Reprimí el deseo de reírme.

– Un consorcio alemán -musité-. ¿Para qué querría chantajear a la CIA un consorcio alemán?

– En ese entonces, no lo sabía.

– Pero ahora sí.

– Tengo mis teorías…

– ¿Por ejemplo?

– Me está pidiendo hechos -contestó él-. Nos encontramos en Zúrich, Sinclair y yo, en condiciones de absoluto secreto, naturalmente. Para entonces, yo ya no estaba en Rusia. Sabía que nunca volvería.

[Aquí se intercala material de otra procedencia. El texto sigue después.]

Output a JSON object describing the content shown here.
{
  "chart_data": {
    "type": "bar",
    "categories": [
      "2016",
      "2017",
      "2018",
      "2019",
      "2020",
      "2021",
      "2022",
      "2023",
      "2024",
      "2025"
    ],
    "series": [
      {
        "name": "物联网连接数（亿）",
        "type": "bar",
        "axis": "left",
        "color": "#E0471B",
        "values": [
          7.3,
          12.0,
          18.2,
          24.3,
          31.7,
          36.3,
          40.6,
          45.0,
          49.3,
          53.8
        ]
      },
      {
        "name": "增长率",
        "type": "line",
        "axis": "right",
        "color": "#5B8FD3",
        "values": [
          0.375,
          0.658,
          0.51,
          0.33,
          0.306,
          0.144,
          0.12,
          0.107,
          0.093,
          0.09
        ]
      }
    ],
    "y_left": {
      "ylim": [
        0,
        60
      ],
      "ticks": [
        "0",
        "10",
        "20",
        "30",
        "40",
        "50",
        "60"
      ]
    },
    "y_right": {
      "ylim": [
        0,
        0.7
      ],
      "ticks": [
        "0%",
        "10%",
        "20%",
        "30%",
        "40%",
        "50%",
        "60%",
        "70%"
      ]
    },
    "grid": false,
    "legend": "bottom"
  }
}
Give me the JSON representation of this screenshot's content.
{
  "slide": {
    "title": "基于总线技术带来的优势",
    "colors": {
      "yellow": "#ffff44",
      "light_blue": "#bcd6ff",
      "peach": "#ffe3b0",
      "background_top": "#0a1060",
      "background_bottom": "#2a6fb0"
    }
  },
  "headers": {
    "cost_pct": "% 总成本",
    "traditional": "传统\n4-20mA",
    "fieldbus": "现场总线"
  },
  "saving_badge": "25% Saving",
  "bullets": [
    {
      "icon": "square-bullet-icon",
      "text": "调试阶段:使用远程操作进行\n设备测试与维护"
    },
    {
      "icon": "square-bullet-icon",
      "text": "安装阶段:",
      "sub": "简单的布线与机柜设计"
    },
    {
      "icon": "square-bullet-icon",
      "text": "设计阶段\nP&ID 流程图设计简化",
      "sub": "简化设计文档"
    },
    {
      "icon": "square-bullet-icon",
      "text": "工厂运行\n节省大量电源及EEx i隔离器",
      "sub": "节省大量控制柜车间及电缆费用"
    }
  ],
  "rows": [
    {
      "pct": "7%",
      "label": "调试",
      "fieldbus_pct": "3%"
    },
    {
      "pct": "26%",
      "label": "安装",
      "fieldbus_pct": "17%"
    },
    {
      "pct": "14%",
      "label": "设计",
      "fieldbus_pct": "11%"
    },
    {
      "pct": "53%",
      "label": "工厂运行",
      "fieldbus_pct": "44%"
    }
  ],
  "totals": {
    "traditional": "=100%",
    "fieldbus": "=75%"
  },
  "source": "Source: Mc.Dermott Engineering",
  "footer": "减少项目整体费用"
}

"Sinclair estaba furioso. Se enfureció cuando le dije que ya no tenía la prueba incriminatoria y amenazó con cancelar el trato, volar a Washington y terminar con todo eso. Discutimos muchas horas. Traté de convencerlo de que lo que yo le decía era cierto.

– ¿Y?

– En ese momento, me pareció que lo había convencido. Ahora no lo sé.

– ¿Por?

– Porque pensé que habíamos hecho un trato y tal como salieron las cosas, no era cierto. Me vine aquí desde Zúrich. Debo decir, ya que estamos, que Sinclair había encontrado la casa para mí. Esperé. Diez mil millones de dólares estaban en Occidente. Oro que pertenecía a Rusia. Era un juego de enorme importancia, y yo tenía que confiar en la honestidad de Sinclair. Más que eso, en su interés en el asunto. Quería que Rusia no se convirtiera en un país de extrema derecha, en una dictadura nacionalista y chauvinista. También él quería salvar al mundo de eso, pero yo creo que fueron los archivos. El hecho de que yo no tuviera los archivos de los Sabios para entregárselos. Seguramente pensó que yo no estaba jugando limpio. No creo que haya otra razón por la que pudiera haberme traicionado…

– ¿Traicionarlo?

– Diez mil millones de dólares terminaron en una bóveda de Zúrich, bajo Bahnhofstrasse con dos códigos de acceso para asegurar la liberación. Pero yo no tuve acceso a ese código. Y» entonces, Harrison Sinclair murió, lo mataron. Y ahora no hay esperanza de recuperar el oro. Así que espero que entienda que ciertamente yo no tenía interés alguno en matarlo. ¿No le parece?